We read ahead of time that the trail was going to be a bit buggy, so we packed bug spray. I don't really like using bug spray, but I also am not a fan of bugs. So. I had my husband spray me down briefly before we started. Let me tell you, that was not enough. This trail was so buggy, I had to pretty much hike while waving one hand in front of my face the entire time to deter the bugs. As much as I dislike using bug spray, I sprayed down various parts of my body two more times during this short hike and I was still bugged by the bugs.


Aside from the bugs -- which we aren't really used to, since most of our high-altitude alpine hikes have very few, if any, bugs -- the trail was decent and had some nice views of the South Yuba River along the way. We saw a few gold claims posted along the route, as well.

One of the first things I noticed along the trail was this tiny fern-like moss growing on some of the trees. It was very unique compared to anything I've seen before.

Most of the trail was lined with budding and fully-leafed out trees. Some sections of the trail terrain were rocky or had large boulders and rock wall perimeters, while other sections of the terrain were dirt or red clay.

We also spotted several types of wildflowers already in bloom.



A view of the South Yuba from the trail after coming to a clearing. I really just liked this tree.




Then! We came upon this fun little footbridge!

Immediately after this bridge, the trail does a steep incline and you're fully back in the woods. Once the trail started descending again, we decided to just turn around and head back to the trailhead (fighting the bugs the entire way). I get disinterested in a hike without a specified destination. It's like, "Why push yourself when there's no finish line?"


On our return route, we stopped at this little path to a posted gold claim and took in the pretty river view.





We only hiked for about 4 miles, but the bugs made me feel more exhausted, so I was a bit relieved to get back to the Jeep. We continued down the bumpy forest road until we came upon roadside waterfall #1.



The road continued to wind up and up and it opened up to this view.

Then.


As we were rounding a curve, I happened to look back and I saw another roadside waterfall! This one was really something. We pulled off to the side and jumped out to get a closer look.

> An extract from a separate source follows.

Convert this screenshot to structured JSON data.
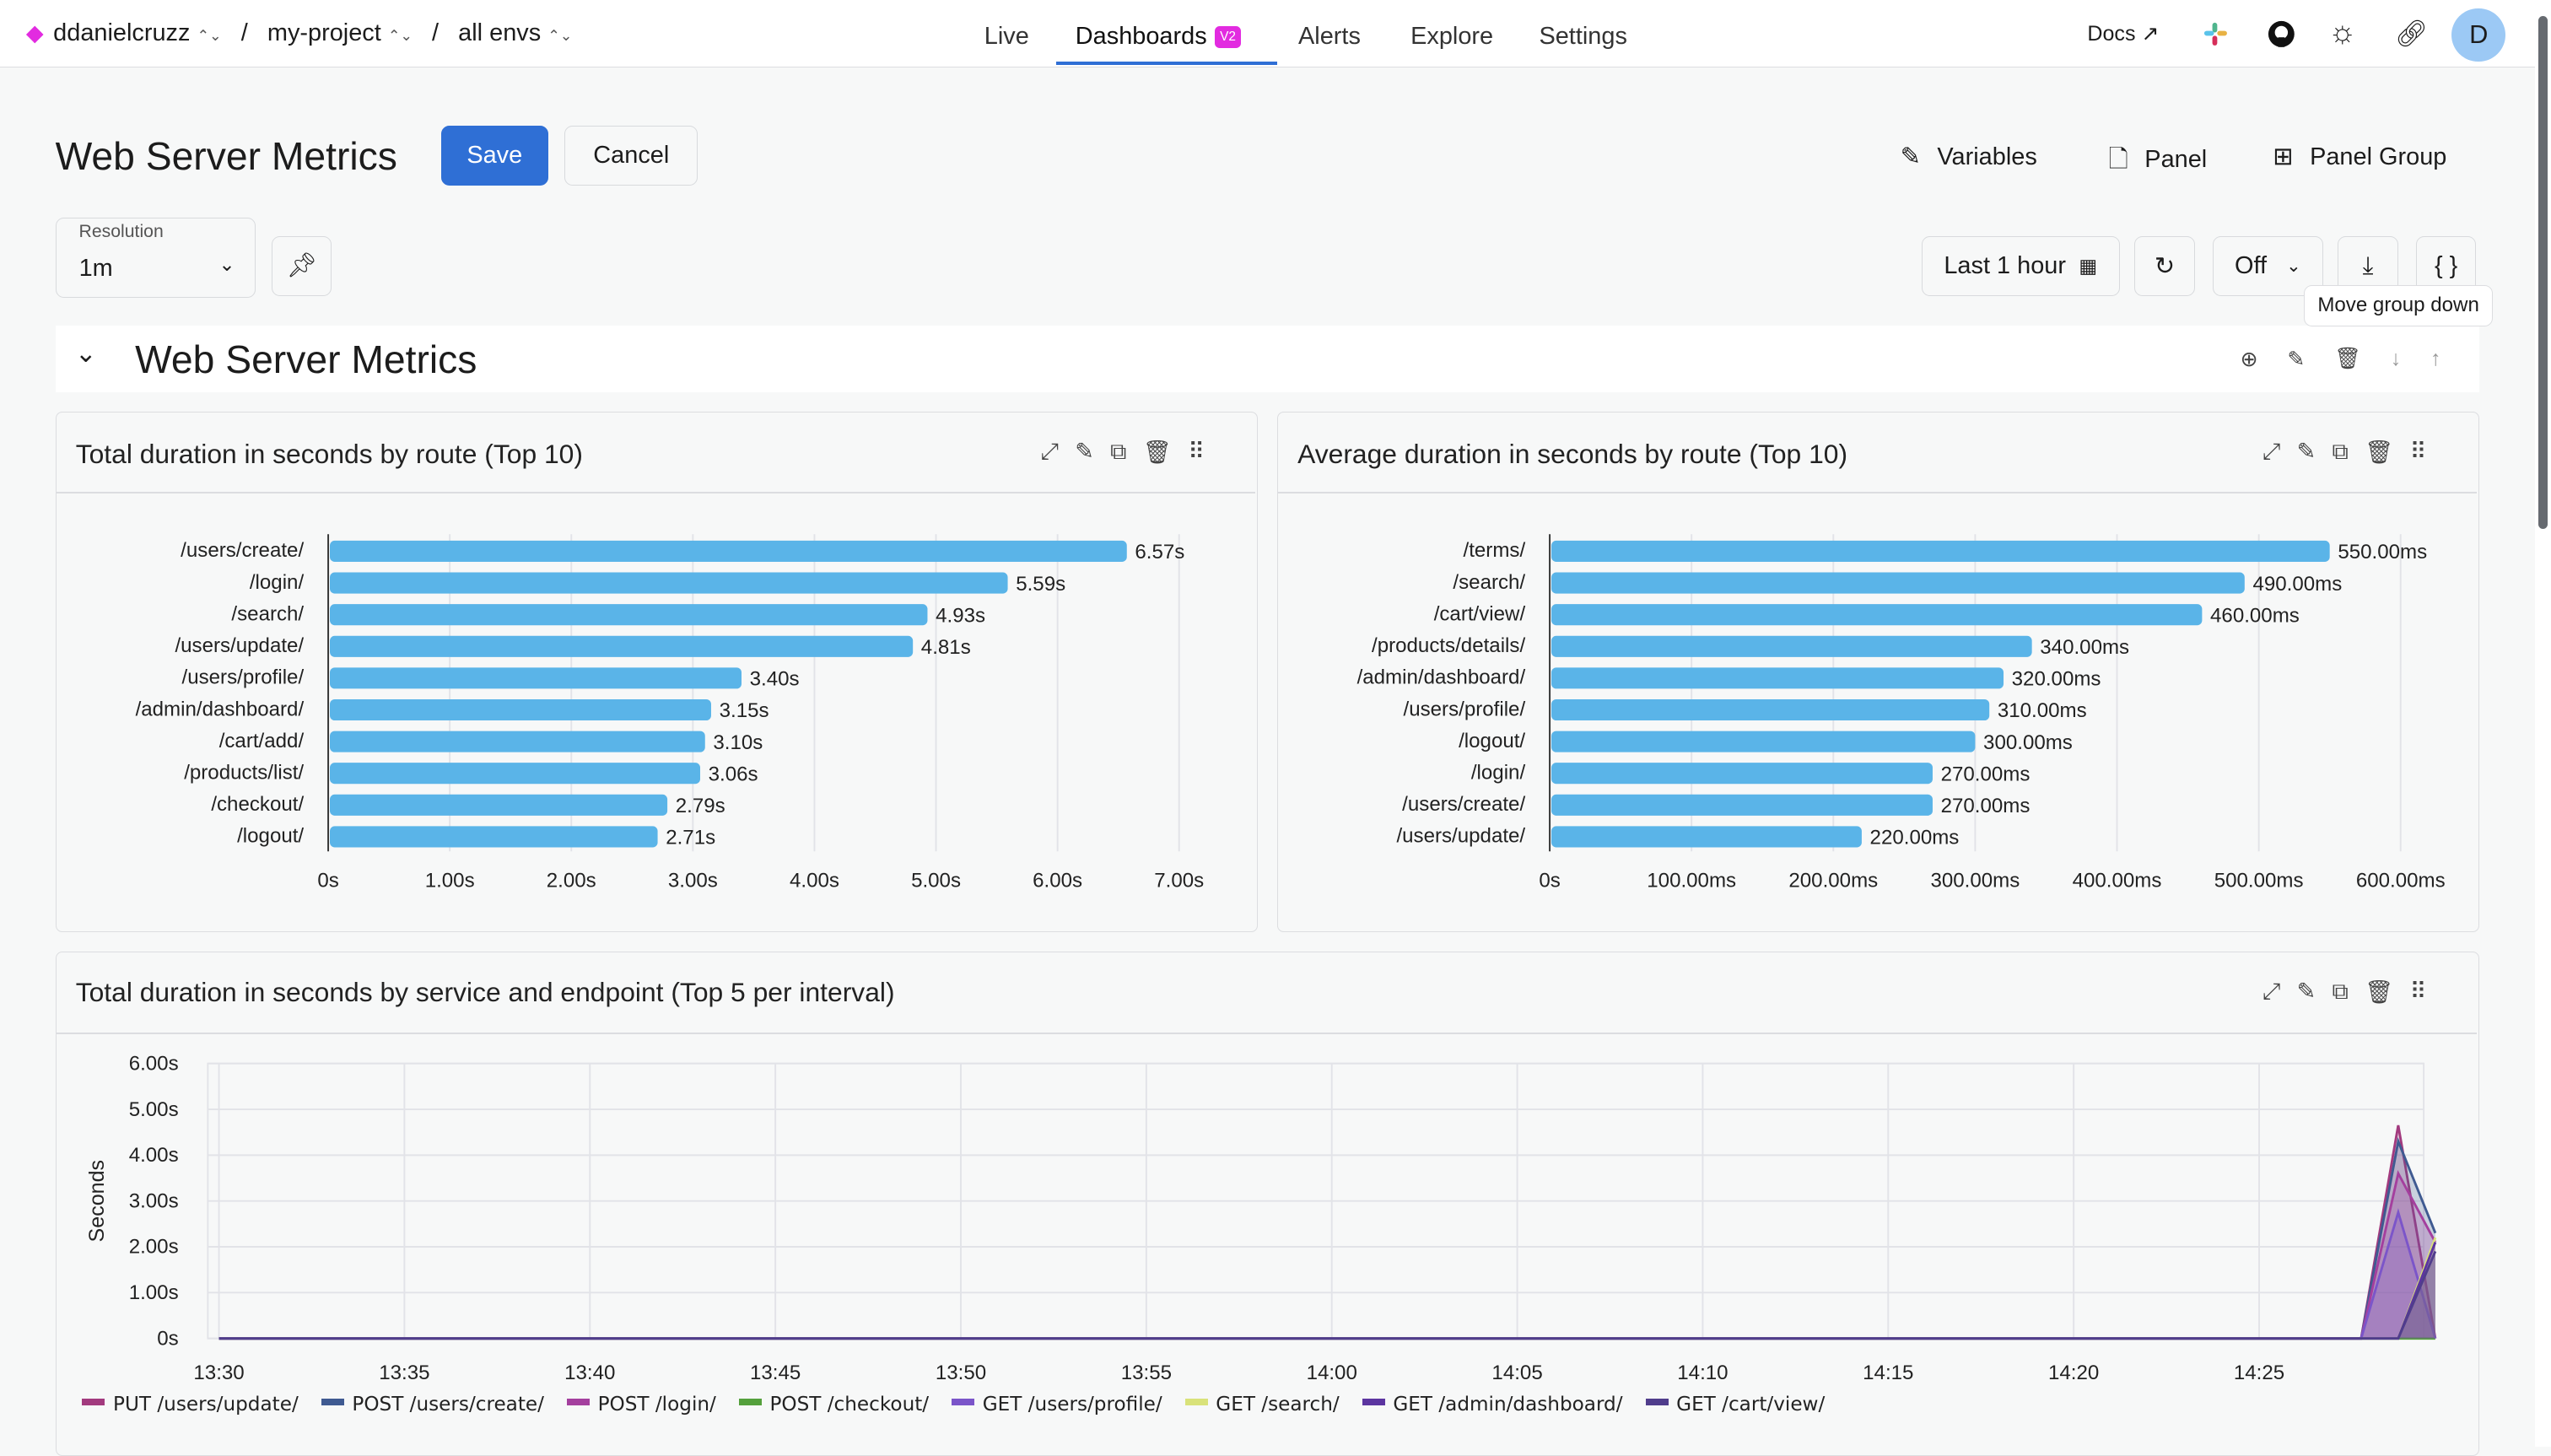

And when we climbed to the very top, we found a lovely pool that looked very inviting, but the water was pretty chilly to want to get in.


Look how idyllic this is!


Such a cool find, even though it didn't have the same amazing odor as another surprise roadside waterfall.


The next one-lane bridge seemed a little... on the skimpy side. The railings on our deck at home seem sturdier than the "railings" of the Edwards Crossing Bridge. It hardly seemed road-worthy, but we drove across it nonetheless! It was built in 1904.


When is the last time you saw a decorative "banister" like this on a bridge?

View of South Yuba River from Edwards Crossing Bridge.


Our last and final bridge of the day is the Purdon Crossing Bridge. This one seemed like it was a little more difficult to actually get to. At least from where we were. We had to get out the GPS map a few times and we turned around just as many before we eventually (unknowingly) used a "private drive" to cut over to the road we needed to get to. Whoops. Excuse us. In our defense, the sign indicating it was a "private drive" only existed at the other end of the road, so we didn't know until after we'd gone through it. We did get to see some cool chickens and beehives, though!


Back to the Purdon Crossing Bridge, originally built in 1889...


Another one-lane bridge with timber deck and it happens to be the only known example in California of a half-through truss (an unusual truss form in which the deck is carried approximately half-height between the top and bottom chords). I liked the combination of the black and brick-red colors.






Another day, another bridge, another waterfall, and some annoying bugs. But the weather was perfect and I always enjoy getting out of the house and seeing sights I've never seen before. Especially when we can also work in a hike.